Millennial Educators Are Looking for Tech-Rich Schools

(This blog post is part of an ongoing series of the Millennial Educator)

As I talk to Millennial Educators, (those between the ages of 23–35) we often get to talking about technology and what their hopes and dreams are for their classroom.

The first thing I hate to admit is that the younger of this generation, and those in pre-service programs preparing to become educators, probably went through schools that had access to different technology then most of us had.

The new normal Millennial Educators today are looking for schools that are technology-rich in student devices. Many of them went to school with document cameras, projectors and WiFi being the norm as part of their own schooling. Much like I expected there to be a TV and VCR in the corner of my room when I started teaching, these technologies are now seen as the norm.

I’ve even had pre-service teachers and those just starting their field in education tell me they went to high schools where they were in a 1:1 environment. We’re starting to see the first generation of students who were in 1:1 environments now become teachers….and their expectations of the classroom are going to be different then ours were because of this exposure to learning.

I talk with many 20-something teachers today who tell me they’ll only work in a school that is 1:1 (Middle School/High School), or that the school needs to have enough COWs (Carts On Wheels) so they don’t feel under-resourced.

If this is what the next generation of educators is looking for and expecting, what are schools doing to “sale” their school and district to these new teachers?

Try this:

Make Technology Resources Easy to Find on the School Website

Trying to find what technology resources a school has available to teachers is sometimes difficult. I went to 15 different (random)school websites and trying to find

A) The link to their tech sections B) The list of resources available to teachers and students (which was also difficult to determine whether it existed at all)

Instead of hiding this information, how can you make it easily accessible for a new hire to find? What if on your school website you put:

  • A picture of the technology setup of a classroom: the projector, document camera and even the wireless router.

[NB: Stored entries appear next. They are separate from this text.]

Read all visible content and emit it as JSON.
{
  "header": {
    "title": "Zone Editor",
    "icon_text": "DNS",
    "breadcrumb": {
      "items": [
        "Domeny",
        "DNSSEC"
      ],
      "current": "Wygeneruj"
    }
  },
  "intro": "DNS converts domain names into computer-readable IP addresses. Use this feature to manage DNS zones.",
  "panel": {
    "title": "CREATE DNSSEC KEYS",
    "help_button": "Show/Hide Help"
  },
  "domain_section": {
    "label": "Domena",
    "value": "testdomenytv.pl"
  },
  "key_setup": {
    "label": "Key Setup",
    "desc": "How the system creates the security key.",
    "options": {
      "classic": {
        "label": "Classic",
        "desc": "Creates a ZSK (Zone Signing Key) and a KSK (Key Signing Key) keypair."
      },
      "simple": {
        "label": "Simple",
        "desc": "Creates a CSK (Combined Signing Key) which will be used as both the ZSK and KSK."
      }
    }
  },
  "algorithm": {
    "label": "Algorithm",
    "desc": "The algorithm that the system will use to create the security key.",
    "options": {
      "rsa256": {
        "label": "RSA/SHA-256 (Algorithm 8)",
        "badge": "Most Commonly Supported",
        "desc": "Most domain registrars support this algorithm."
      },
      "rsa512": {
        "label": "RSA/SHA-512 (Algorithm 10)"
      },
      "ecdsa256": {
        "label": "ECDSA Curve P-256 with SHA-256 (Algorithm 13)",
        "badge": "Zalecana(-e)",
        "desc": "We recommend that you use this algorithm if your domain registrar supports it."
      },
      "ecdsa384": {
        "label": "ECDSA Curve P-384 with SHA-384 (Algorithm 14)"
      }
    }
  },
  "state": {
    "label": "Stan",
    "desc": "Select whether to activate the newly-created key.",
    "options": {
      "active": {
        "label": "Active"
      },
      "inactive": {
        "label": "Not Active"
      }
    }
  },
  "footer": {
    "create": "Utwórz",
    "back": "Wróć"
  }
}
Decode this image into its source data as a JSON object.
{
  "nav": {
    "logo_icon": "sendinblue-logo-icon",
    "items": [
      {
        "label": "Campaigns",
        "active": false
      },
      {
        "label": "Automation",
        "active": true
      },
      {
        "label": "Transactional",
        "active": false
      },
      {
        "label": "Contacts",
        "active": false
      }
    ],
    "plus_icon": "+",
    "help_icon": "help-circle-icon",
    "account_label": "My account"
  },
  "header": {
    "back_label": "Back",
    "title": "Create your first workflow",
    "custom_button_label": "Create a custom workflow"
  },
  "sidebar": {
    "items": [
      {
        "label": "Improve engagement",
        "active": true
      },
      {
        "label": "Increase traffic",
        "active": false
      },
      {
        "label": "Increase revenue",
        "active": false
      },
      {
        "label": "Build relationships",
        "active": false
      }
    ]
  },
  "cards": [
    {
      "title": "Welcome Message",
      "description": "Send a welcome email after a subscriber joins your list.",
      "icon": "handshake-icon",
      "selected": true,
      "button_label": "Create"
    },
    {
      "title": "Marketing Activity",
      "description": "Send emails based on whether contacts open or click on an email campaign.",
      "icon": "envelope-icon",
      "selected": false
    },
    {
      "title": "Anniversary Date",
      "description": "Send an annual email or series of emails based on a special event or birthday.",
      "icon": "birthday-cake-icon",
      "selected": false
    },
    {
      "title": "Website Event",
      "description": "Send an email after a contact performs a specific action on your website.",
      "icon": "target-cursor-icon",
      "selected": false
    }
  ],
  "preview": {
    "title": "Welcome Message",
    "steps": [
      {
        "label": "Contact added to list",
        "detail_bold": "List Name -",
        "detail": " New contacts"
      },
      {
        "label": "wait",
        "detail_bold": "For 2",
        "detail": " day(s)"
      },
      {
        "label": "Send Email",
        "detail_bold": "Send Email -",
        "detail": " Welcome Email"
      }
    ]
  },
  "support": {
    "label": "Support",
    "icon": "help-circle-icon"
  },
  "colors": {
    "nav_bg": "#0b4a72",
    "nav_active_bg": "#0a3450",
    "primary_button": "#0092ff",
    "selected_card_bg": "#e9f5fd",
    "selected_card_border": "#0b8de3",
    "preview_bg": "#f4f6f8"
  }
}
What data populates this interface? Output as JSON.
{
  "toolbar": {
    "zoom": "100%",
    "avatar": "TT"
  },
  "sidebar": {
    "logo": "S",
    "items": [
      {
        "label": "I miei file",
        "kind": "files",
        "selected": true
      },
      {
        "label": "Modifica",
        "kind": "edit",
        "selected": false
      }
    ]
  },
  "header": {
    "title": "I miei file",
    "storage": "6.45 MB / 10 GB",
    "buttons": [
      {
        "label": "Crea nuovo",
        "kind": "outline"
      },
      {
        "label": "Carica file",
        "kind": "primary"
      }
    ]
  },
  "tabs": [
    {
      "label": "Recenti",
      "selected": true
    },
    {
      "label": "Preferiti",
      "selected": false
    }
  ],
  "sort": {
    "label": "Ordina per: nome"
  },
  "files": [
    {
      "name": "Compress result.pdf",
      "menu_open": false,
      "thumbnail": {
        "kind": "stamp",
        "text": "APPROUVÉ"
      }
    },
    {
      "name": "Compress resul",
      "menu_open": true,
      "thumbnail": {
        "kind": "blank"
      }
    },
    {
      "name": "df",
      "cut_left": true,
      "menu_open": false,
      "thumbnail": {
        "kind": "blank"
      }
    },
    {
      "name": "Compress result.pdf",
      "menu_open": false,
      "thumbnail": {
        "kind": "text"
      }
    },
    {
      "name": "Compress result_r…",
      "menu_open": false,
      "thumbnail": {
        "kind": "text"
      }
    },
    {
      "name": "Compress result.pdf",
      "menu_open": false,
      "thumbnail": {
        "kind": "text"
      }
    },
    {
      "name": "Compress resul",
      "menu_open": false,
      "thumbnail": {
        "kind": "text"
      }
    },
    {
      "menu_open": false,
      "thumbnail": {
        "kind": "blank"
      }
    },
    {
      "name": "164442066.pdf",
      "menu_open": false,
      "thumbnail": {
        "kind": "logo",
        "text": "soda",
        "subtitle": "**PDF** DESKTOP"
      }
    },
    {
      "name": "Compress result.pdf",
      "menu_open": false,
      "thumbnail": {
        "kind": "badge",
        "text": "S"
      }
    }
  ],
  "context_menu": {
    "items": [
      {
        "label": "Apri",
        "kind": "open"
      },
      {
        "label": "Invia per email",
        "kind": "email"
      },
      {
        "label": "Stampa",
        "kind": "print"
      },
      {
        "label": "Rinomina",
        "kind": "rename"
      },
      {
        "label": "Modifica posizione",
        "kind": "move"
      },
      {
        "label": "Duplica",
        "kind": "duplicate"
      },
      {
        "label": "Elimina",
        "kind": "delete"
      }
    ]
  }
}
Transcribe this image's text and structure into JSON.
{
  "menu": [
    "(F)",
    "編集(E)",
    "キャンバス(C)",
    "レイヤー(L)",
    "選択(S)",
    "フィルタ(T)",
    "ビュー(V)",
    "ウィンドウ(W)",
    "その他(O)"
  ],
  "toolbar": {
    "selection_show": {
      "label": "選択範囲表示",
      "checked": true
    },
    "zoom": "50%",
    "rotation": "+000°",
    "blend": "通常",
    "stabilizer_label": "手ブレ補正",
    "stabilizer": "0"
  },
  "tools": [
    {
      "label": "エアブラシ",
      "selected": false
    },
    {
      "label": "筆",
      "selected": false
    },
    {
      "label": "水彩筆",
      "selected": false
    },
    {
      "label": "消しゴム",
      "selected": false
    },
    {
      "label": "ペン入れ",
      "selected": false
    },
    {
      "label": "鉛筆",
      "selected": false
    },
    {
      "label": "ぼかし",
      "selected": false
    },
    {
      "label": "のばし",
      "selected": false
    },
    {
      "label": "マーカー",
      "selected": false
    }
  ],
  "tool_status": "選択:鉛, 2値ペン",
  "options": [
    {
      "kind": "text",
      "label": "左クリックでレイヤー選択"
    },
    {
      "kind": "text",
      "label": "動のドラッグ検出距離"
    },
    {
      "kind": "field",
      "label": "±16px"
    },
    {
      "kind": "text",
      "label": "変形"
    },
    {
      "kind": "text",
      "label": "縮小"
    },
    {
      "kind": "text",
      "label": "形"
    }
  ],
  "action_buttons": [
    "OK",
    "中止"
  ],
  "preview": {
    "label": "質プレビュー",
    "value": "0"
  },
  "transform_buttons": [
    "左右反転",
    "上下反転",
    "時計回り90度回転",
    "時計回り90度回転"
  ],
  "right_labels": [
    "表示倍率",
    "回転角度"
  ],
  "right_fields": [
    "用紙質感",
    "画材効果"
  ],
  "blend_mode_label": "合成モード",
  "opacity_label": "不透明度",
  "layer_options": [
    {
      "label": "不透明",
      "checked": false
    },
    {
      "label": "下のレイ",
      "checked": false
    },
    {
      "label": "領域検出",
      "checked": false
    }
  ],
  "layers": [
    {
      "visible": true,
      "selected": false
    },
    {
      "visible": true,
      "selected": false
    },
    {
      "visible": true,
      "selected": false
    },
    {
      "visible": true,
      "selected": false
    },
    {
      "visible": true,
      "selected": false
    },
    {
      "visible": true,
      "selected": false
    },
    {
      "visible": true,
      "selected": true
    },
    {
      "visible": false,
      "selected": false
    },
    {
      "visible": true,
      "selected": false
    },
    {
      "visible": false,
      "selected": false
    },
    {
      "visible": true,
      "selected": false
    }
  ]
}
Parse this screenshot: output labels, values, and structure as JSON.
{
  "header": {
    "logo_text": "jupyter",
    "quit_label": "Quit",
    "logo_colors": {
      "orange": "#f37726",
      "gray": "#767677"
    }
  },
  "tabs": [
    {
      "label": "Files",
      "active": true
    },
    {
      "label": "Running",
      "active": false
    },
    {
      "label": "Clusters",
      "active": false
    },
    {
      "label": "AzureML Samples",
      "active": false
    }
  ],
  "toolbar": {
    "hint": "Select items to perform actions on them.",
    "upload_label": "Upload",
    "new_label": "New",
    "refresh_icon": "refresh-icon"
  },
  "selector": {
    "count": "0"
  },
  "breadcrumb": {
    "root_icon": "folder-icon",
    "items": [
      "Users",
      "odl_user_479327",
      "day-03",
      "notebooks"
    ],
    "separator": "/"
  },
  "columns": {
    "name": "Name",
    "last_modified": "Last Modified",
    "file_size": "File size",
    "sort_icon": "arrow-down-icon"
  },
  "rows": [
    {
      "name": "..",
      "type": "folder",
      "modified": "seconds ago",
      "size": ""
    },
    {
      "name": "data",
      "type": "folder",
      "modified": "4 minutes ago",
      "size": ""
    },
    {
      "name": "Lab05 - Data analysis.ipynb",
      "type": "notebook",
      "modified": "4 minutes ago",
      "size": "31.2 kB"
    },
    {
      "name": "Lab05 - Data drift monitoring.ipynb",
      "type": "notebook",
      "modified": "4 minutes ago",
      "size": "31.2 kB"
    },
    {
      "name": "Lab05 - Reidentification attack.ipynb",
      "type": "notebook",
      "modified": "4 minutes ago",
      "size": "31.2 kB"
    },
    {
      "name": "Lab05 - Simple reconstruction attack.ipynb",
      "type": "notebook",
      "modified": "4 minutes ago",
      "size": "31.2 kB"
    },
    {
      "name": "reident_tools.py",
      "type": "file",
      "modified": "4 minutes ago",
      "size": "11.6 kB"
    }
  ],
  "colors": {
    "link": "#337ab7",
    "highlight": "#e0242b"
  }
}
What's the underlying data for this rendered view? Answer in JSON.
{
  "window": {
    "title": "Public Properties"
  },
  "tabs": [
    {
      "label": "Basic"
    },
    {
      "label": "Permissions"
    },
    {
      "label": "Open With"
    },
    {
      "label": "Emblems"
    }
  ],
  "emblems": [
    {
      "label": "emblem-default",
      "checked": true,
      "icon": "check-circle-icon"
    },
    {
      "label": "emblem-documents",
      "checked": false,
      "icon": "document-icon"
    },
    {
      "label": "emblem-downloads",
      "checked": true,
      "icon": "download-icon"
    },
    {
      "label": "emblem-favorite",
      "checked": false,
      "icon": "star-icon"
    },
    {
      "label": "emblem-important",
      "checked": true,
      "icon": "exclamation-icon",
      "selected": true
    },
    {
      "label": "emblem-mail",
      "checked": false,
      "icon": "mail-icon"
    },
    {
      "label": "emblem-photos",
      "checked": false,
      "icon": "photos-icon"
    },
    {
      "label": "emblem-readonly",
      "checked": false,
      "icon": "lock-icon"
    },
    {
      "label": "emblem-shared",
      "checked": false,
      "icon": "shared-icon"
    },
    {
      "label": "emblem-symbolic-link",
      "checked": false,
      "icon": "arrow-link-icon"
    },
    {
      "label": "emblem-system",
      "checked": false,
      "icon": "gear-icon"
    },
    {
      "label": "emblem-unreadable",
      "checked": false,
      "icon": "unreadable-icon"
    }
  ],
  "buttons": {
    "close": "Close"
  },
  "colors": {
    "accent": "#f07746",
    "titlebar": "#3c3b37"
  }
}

Be sure to note in a caption, something like “Every (insert school here) classroom comes equipped with a ceiling mounted projector, document camera and DVD player.” Or whatever your school setup is.A couple quick pictures and you show what a teacher….and new student can expect in their classroom.
  • If your school is 1:1 (one device for every student), or BYOD (Bring Your Own Device), make sure that gets promoted on your school site. And, somewhere within the information of the program, have a quick quote from a student that is big, bold and tells your schools story. For example:
I can’t imagine what it was like to learn without my laptop ~ HS Freshmen

A simple quote from a student (I made this one up, so please ask a student and find your own quote) on the web page goes a long way to prepare new-to-your-school teachers what they can expect, while promoting your program.

  • If you’re not in a 1:1 or BYOD school, don’t be afraid to put the information out there about how much technology your school does have. 5 COWs, 2 iPad carts, sound good, but 150 laptops for students and 30 iPads sounds like more. ;)
  • Don’t be afraid to put the student to computer ratio on your website as well. So, if you have COWs and a computer lab, you can still boast “At (insert school name here) we have 1 computer for every 4 students! That’s a total of 250 student computers used for learning!”

Move the Technology links under Teaching and Learning

As I browsed random school websites, I noticed that technology information, links, resources and contacts are often located under the heading of “Department” and not under the heading of “Teaching and Learning”.

If we believe that technology leads to better teaching and learning, then let’s show that by moving the information where it should be. Sure, technology is a department within most school organizations, but the impact that technology has, or so I believe, is on teaching and learning. This might seem like a small move, however I feel it could have huge impacts for the way we frame the conversation around technology within schools and school systems.

If our communities and teachers start to view technology as part of teaching and learning, and not a department that oversees the email server, then we start to change the narrative on it’s impact in the classroom.

Ask a Technology Question in the Interview

Do you ask any technology questions during your interview process? If not then I suggest adding one in. Not only does it give you a feel for what the teacher knows, understands or believes about technology in the hands of students, but it also let’s them know that this is something that is important to you and your school.

If you are the leader of a school that is 1:1/BYOD or going 1:1/BYOD, I believe it should be what your questions revolve around.

If this is the teaching and learning environment you already have at your school, then ask questions that allow you to hire educators that know how teaching and learning changes in these environments.

I find it fascinating that many school leaders who are in a 1:1 school do not ask questions about teaching in that environment during their interviews. An upcoming post in this series will share a list of questions an administrator can use during interviews.

What other key steps can a school take to show off tech-richness to the Millennial Educator?